Campaña Virtudes y Valores
en la familia. Regala una suscripción si aún no lo
has hecho. De octubre a noviembre, como preparación para el
Encuentro Mundial de las Familias, desarrollaremos esta campaña.
Marta está llorando
en un sofá. Pasa las hojas de un libro, con
la mirada perdida y con los ojos hinchados. Frente a
ella, Juan sonríe mientras tiene en su poder el Nintendo,
todo para él y sólo para él.
Cuando los padres entran
en el salón de estar y se encuentran con una
escena como la anterior, sienten que algo debe cambiar en
sus hijos. ¿Cómo lograr que sean más generosos, cómo ayudarles
para que aprendan el arte de compartir y de disfrutar
al ver a otros felices?
La generosidad es una de las
virtudes humanas más hermosas.

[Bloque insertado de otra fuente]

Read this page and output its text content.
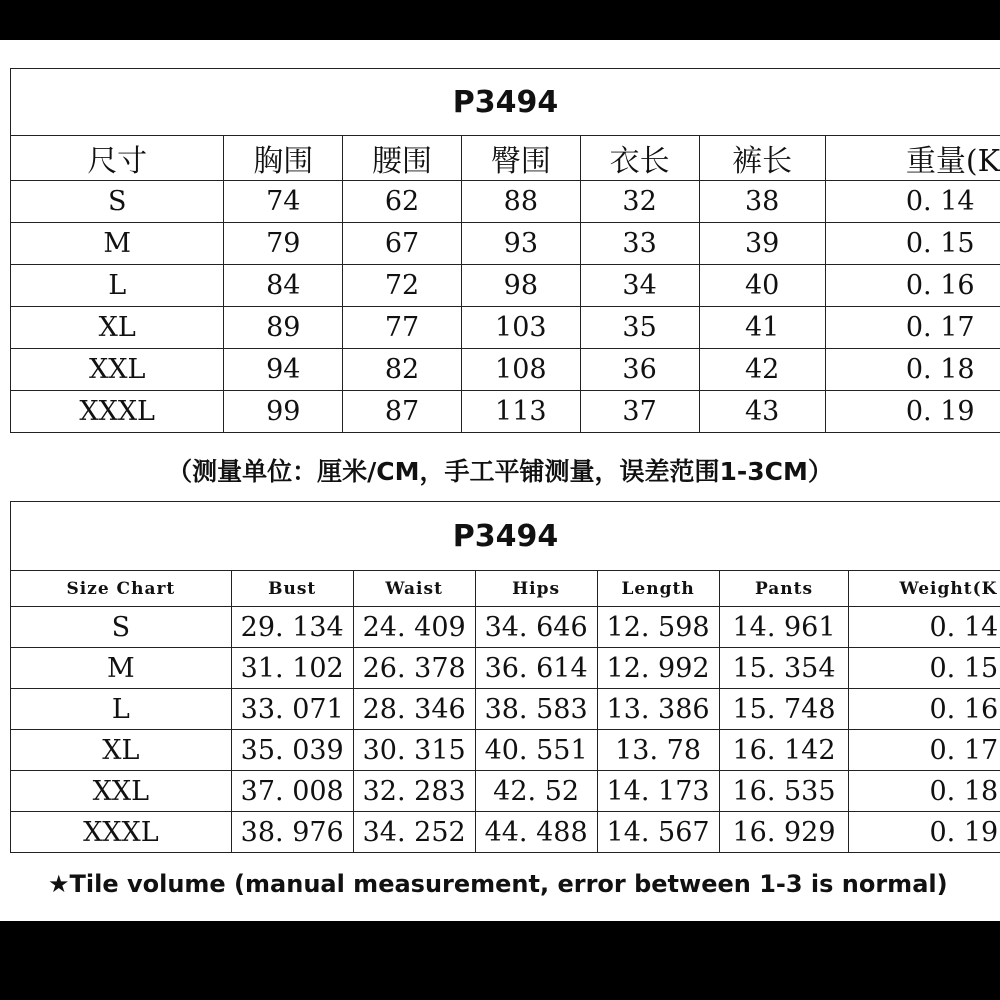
P3494						
尺寸	胸围	腰围	臀围	衣长	裤长	重量(K
S	74	62	88	32	38	0. 14
M	79	67	93	33	39	0. 15
L	84	72	98	34	40	0. 16
XL	89	77	103	35	41	0. 17
XXL	94	82	108	36	42	0. 18
XXXL	99	87	113	37	43	0. 19
（测量单位：厘米/CM，手工平铺测量，误差范围1-3CM）
P3494						
Size Chart	Bust	Waist	Hips	Length	Pants	Weight(K
S	29. 134	24. 409	34. 646	12. 598	14. 961	0. 14
M	31. 102	26. 378	36. 614	12. 992	15. 354	0. 15
L	33. 071	28. 346	38. 583	13. 386	15. 748	0. 16
XL	35. 039	30. 315	40. 551	13. 78	16. 142	0. 17
XXL	37. 008	32. 283	42. 52	14. 173	16. 535	0. 18
XXXL	38. 976	34. 252	44. 488	14. 567	16. 929	0. 19
★Tile volume (manual measurement, error between 1-3 is normal)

El generoso vive su relación con
las cosas desde una perspectiva de condivisión, de apertura a
los demás. No se encierra en sus intereses, no agota
su existencia en la búsqueda del propio placer, en el
acapararlo todo para sí. El generoso descubre las necesidades del
otro, ve las cosas materiales como medios para servir, para
dar, para establecer lazos de amistad.
A todos nos gustaría vivir
así, con las manos abiertas y con un corazón grande.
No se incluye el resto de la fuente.